A soil sample taken along the eastern edge of Rocky Flats National Wildlife Refuge near Indiana Street has turned up an “elevated” level of plutonium in the path of a planned four-lane tollway that would nearly complete the beltway around Denver.
The Jefferson Parkway Public Highway Authority, which is in charge of constructing the $250 million highway northwest of Denver, on Friday notified the Colorado Department of Public Health and Environment about the sample, which authority Executive Director Bill Ray confirmed was above 50 picocuries per gram.
Fifty picocuries per gram is the cleanup standard set for plutonium levels in the soil at Rocky Flats, where for 40 years components for nuclear weapons were manufactured. Health officials say that level of plutonium is the equivalent of increasing someone’s cancer risk by two in a million.
Dave Abelson, executive director of the Rocky Flats Stewardship Council, said the elevated reading is the highest he’s ever heard being found on or near the 6,200-acre refuge northwest of Denver.

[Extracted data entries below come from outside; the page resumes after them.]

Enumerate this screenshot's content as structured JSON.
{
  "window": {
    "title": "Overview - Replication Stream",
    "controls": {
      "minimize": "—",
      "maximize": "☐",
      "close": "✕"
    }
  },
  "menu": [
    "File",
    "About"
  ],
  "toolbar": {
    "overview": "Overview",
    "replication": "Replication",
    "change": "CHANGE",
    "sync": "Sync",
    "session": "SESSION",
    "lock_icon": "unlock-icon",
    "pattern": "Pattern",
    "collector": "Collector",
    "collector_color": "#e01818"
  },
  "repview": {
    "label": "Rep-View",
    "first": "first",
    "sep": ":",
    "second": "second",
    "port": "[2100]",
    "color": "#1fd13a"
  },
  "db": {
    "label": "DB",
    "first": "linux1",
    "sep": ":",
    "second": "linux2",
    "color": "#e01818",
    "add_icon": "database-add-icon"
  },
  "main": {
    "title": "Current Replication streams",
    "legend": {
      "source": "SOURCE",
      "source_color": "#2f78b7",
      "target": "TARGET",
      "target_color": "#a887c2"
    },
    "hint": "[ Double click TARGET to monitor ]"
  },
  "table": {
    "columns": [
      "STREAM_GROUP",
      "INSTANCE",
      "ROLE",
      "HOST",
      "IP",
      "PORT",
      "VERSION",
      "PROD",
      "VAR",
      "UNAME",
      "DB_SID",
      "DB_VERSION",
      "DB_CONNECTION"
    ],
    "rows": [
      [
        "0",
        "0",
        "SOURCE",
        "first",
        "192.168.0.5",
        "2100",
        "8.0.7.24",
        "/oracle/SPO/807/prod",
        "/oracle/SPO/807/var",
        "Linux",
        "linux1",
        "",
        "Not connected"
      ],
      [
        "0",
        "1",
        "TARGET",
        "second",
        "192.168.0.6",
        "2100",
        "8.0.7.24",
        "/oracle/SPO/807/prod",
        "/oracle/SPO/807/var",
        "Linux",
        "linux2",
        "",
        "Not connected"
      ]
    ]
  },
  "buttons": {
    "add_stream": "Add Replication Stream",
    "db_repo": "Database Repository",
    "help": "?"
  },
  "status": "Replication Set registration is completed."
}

"Public safety is the number one priority for the Jefferson Parkway," said Jefferson Parkway Public Highway Authority Executive Director Bill Ray, who also said in a statement they're working closely with the Colorado Department of Public Health and Environment on the ongoing soil analysis. "Once the soil analysis is complete, the Jefferson Parkway Public Highway Authority Board of Directors will determine how our contractor procurement process will move forward."
Neither officials with the authority nor with CDPHE would provide the actual level of plutonium discovered to The Denver Post on Friday, but an official with CDPHE's Hazardous Materials and Waste Management Division said in a statement that the agency doesn’t believe there is “an immediate public health threat," adding they would continue to examine and analyze the data in the coming days.